A return to the rule of law
Current High Court Justice Stephen Gageler has commented that the “…doctrine of precedent is a white-fella’s version of respect for elders.”(3) This article does not propose to offer a comparative analysis of Indigenous and Commonwealth law. Suffice to say Aboriginal society, as a matter of fact, has for the past 60,000 years been conducted by “government[s] of laws, and not of men.”(4) That is 60,000 years of law passed from generation to generation. Viewed in the spectrum of the rule of law, that is quite a body of precedent.
It is this body of cultural and legal jurisprudence that was dispossessed upon colonisation. An attempt was made to have Indigenous law in Australia annulled upon colonisation. It is this wrong that the doctrine of Native Title seeks to redress. This is why NTRBs are so important in the context of re-establishing the rule of law. They seek to realise Native Title to the fullest legal extent possible.
The High Court’s decision in Mabo (No.2) sought to begin the process of redress. It began this process by recognising the doctrine of Native Title. This doctrine, put simply, allows traditional owners right of access to practise traditions, and laws, on country.

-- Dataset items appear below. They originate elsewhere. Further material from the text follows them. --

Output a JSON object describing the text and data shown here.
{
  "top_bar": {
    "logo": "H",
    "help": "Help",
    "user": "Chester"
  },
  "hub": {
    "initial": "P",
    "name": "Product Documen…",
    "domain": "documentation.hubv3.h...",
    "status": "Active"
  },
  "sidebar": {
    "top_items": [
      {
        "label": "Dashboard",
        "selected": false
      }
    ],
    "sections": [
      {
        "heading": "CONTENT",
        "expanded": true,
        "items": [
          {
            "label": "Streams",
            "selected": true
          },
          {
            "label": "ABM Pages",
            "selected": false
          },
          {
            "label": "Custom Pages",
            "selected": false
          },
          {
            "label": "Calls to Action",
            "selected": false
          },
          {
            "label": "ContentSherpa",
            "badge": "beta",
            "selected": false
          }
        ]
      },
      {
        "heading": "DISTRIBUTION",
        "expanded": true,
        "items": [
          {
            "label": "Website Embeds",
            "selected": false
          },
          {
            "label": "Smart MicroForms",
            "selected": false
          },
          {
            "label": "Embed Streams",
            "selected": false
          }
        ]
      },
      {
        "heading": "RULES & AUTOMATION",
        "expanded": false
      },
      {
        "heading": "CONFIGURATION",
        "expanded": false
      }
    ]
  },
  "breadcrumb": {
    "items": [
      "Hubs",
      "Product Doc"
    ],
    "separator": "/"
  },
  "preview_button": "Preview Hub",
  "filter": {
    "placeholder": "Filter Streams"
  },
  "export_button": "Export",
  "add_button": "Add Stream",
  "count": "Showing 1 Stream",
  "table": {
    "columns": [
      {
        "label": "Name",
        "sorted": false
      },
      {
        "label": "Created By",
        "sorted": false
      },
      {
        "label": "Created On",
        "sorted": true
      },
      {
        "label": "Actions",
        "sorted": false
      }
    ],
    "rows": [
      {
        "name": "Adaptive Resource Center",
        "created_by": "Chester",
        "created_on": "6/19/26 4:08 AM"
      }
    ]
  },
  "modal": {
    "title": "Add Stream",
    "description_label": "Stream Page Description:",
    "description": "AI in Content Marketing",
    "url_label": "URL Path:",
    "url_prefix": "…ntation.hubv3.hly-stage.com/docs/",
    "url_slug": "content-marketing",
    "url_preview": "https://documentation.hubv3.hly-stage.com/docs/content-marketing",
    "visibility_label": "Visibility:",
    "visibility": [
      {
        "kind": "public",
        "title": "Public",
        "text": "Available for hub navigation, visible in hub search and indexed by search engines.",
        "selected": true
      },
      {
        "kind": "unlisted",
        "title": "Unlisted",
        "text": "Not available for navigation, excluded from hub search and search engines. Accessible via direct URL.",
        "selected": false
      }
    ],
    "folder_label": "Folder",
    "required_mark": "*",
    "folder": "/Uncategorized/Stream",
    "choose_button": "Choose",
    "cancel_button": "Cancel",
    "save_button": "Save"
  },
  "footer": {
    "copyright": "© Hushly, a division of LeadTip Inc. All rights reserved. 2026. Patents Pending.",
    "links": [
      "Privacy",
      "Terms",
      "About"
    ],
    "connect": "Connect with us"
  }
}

When the Keating Government passed the Native Title Act 1993 (Cth) in response to Mabo (No. 2), it provided for the establishment of certain Aboriginal Corporations to act as, among other things, statutory (independent) law firms to represent traditional owners in their attempts to attain grants of Native Title. This was recognition of the inherent power imbalance between the dispossessed, traditional owners, and the dispossessor, the State. It was an attempt to see the rule of law satisfied by overcoming this imbalance.
This access would in turn allow counsel for traditional owners to argue for a restoration of access to land under the Native Title Act. A grant of Native Title would then allow a limited ability for traditional owners to reconnect with country and resultantly the law inseparably intertwined with that country. To say this differently, grants of Native Title allow for a reestablishment of the rule of law in Indigenous communities. Amongst other things, Native Title seeks to reanimate the rule of law for traditional owners, who were dispossessed of it upon colonisation.
NTRBs play a vital role in helping to restore this connection and the rule of law for traditional owners. This pursuit represents an attempt to address the root cause of the failure of rule of law in Indigenous communities, dispossession. NTRBs and their Native Title work deserve to be a bigger part of the conversation about justice and the rule of law. Whether or not Indigenous law and Commonwealth law can coexist is a question for another day. For now we must strive to reimage the rule of law in a way that genuinely incorporates Indigenous notions of what that means. NTRBs are an invaluable resource in this regard.
- Will Kymlicka, Multicultural Citizenship (Clarendon Press: 1995).
- 'World Prison Population List (10th edition)', International Centre for Prison Studies 21/11/2013.
- Gageler, ‘Beyond the Text: A vision for the structure and function of the Constitution’, (2009) 32 Australian Bar Review 138, 157.
- Grove Land Rights Case, Blackburn J.